Apache spark 来自RDD的火花过滤广播变量
我正在学习广播变量,并尝试从RDD中过滤这些变量。这对我来说是不可能的 这是我的样本数据 content.txtApache spark 来自RDD的火花过滤广播变量,apache-spark,Apache Spark,我正在学习广播变量,并尝试从RDD中过滤这些变量。这对我来说是不可能的 这是我的样本数据 content.txt Hello this is Rogers.com This is Bell.com Apache Spark Training This is Spark Learning Session Spark is faster than MapReduce Hello, is, this, the scala> val content = sc.textFile("FilterC
Hello this is Rogers.com
This is Bell.com
Apache Spark Training
This is Spark Learning Session
Spark is faster than MapReduce
Hello, is, this, the
scala> val content = sc.textFile("FilterCount/Content.txt")
scala> val contentRDD = content.flatMap(x => x.split(","))
scala> val remove = sc.textFile("FilterCount/Remove.txt")
scala> val removeRDD = remove.flatMap(x => x.split(",")).map(w => w.trim)
scala> val bRemove = sc.broadcast(removeRDD.collect().toList)
scala> val filtered = contentRDD.filter{case (word) => !bRemove.value.contains(word)}
scala> filtered.foreach(print)
remove.txt
Hello this is Rogers.com
This is Bell.com
Apache Spark Training
This is Spark Learning Session
Spark is faster than MapReduce
Hello, is, this, the
scala> val content = sc.textFile("FilterCount/Content.txt")
scala> val contentRDD = content.flatMap(x => x.split(","))
scala> val remove = sc.textFile("FilterCount/Remove.txt")
scala> val removeRDD = remove.flatMap(x => x.split(",")).map(w => w.trim)
scala> val bRemove = sc.broadcast(removeRDD.collect().toList)
scala> val filtered = contentRDD.filter{case (word) => !bRemove.value.contains(word)}
scala> filtered.foreach(print)
脚本
Hello this is Rogers.com
This is Bell.com
Apache Spark Training
This is Spark Learning Session
Spark is faster than MapReduce
Hello, is, this, the
scala> val content = sc.textFile("FilterCount/Content.txt")
scala> val contentRDD = content.flatMap(x => x.split(","))
scala> val remove = sc.textFile("FilterCount/Remove.txt")
scala> val removeRDD = remove.flatMap(x => x.split(",")).map(w => w.trim)
scala> val bRemove = sc.broadcast(removeRDD.collect().toList)

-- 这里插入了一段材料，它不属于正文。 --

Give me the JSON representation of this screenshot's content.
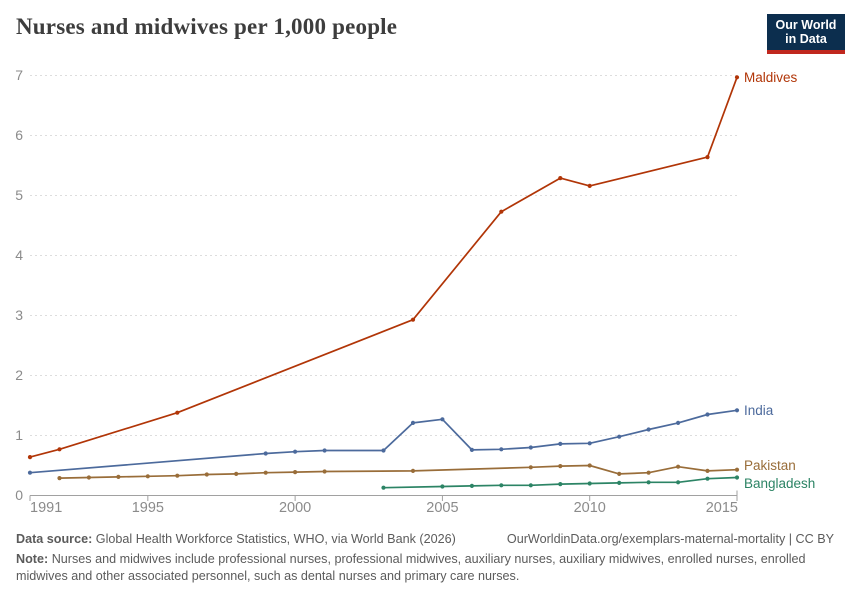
{
  "header": {
    "title": "Nurses and midwives per 1,000 people",
    "logo": {
      "line1": "Our World",
      "line2": "in Data"
    }
  },
  "chart_data": {
    "type": "line",
    "title": "Nurses and midwives per 1,000 people",
    "xlabel": "",
    "ylabel": "",
    "x_range": [
      1991,
      2015
    ],
    "ylim": [
      0,
      7
    ],
    "grid": true,
    "legend_position": "right-end-labels",
    "y_ticks": [
      0,
      1,
      2,
      3,
      4,
      5,
      6,
      7
    ],
    "x_ticks": [
      1991,
      1995,
      2000,
      2005,
      2010,
      2015
    ],
    "x_tick_labels": [
      "1991",
      "1995",
      "2000",
      "2005",
      "2010",
      "2015"
    ],
    "colors": {
      "maldives": "#B13507",
      "india": "#4C6A9C",
      "pakistan": "#996D39",
      "bangladesh": "#2C8465",
      "grid": "#dddddd",
      "axis": "#a1a1a1",
      "tick_text": "#8b8b8b"
    },
    "series": [
      {
        "name": "Maldives",
        "color": "#B13507",
        "label_dy": 0,
        "points": [
          [
            1991,
            0.64
          ],
          [
            1992,
            0.77
          ],
          [
            1996,
            1.38
          ],
          [
            2004,
            2.93
          ],
          [
            2007,
            4.73
          ],
          [
            2009,
            5.29
          ],
          [
            2010,
            5.16
          ],
          [
            2014,
            5.64
          ],
          [
            2015,
            6.97
          ]
        ]
      },
      {
        "name": "India",
        "color": "#4C6A9C",
        "label_dy": 0,
        "points": [
          [
            1991,
            0.38
          ],
          [
            1999,
            0.7
          ],
          [
            2000,
            0.73
          ],
          [
            2001,
            0.75
          ],
          [
            2003,
            0.75
          ],
          [
            2004,
            1.21
          ],
          [
            2005,
            1.27
          ],
          [
            2006,
            0.76
          ],
          [
            2007,
            0.77
          ],
          [
            2008,
            0.8
          ],
          [
            2009,
            0.86
          ],
          [
            2010,
            0.87
          ],
          [
            2011,
            0.98
          ],
          [
            2012,
            1.1
          ],
          [
            2013,
            1.21
          ],
          [
            2014,
            1.35
          ],
          [
            2015,
            1.42
          ]
        ]
      },
      {
        "name": "Pakistan",
        "color": "#996D39",
        "label_dy": -4,
        "points": [
          [
            1992,
            0.29
          ],
          [
            1993,
            0.3
          ],
          [
            1994,
            0.31
          ],
          [
            1995,
            0.32
          ],
          [
            1996,
            0.33
          ],
          [
            1997,
            0.35
          ],
          [
            1998,
            0.36
          ],
          [
            1999,
            0.38
          ],
          [
            2000,
            0.39
          ],
          [
            2001,
            0.4
          ],
          [
            2004,
            0.41
          ],
          [
            2008,
            0.47
          ],
          [
            2009,
            0.49
          ],
          [
            2010,
            0.5
          ],
          [
            2011,
            0.36
          ],
          [
            2012,
            0.38
          ],
          [
            2013,
            0.48
          ],
          [
            2014,
            0.41
          ],
          [
            2015,
            0.43
          ]
        ]
      },
      {
        "name": "Bangladesh",
        "color": "#2C8465",
        "label_dy": 6,
        "points": [
          [
            2003,
            0.13
          ],
          [
            2005,
            0.15
          ],
          [
            2006,
            0.16
          ],
          [
            2007,
            0.17
          ],
          [
            2008,
            0.17
          ],
          [
            2009,
            0.19
          ],
          [
            2010,
            0.2
          ],
          [
            2011,
            0.21
          ],
          [
            2012,
            0.22
          ],
          [
            2013,
            0.22
          ],
          [
            2014,
            0.28
          ],
          [
            2015,
            0.3
          ]
        ]
      }
    ]
  },
  "footer": {
    "data_source_label": "Data source:",
    "data_source_text": "Global Health Workforce Statistics, WHO, via World Bank (2026)",
    "link_text": "OurWorldinData.org/exemplars-maternal-mortality | CC BY",
    "note_label": "Note:",
    "note_text": "Nurses and midwives include professional nurses, professional midwives, auxiliary nurses, auxiliary midwives, enrolled nurses, enrolled midwives and other associated personnel, such as dental nurses and primary care nurses."
  }
}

scala> val filtered = contentRDD.filter{case (word) => !bRemove.value.contains(word)}
scala> filtered.foreach(print)
你好,我是罗杰斯,我是贝尔,我是阿帕奇星火培训公司
Spark学习课程Park比MapReduce更快
如上所示,筛选列表仍然包含广播变量。我怎样才能去掉这些 这是因为您正在用“
”、“
”拆分文件,但您的文件用空格分隔
替换为
scala> val content = sc.textFile("FilterCount/Content.txt")
scala> val contentRDD = content.flatMap(x => x.split(" "))
使用此选项可以忽略大小写
val filtered = contentRDD.filter{case (word) =>
!bRemove.value.map(_.toLowerCase).contains(word.toLowerCase()
)}
希望这能奏效 你确定你的支票“Hello”包含(“Hello this is Rogers.com”)正确吗?谢谢!这是一个典型的错误,我花了几个小时也没能抓住,因为我没找准地方+1用于显示忽略情况。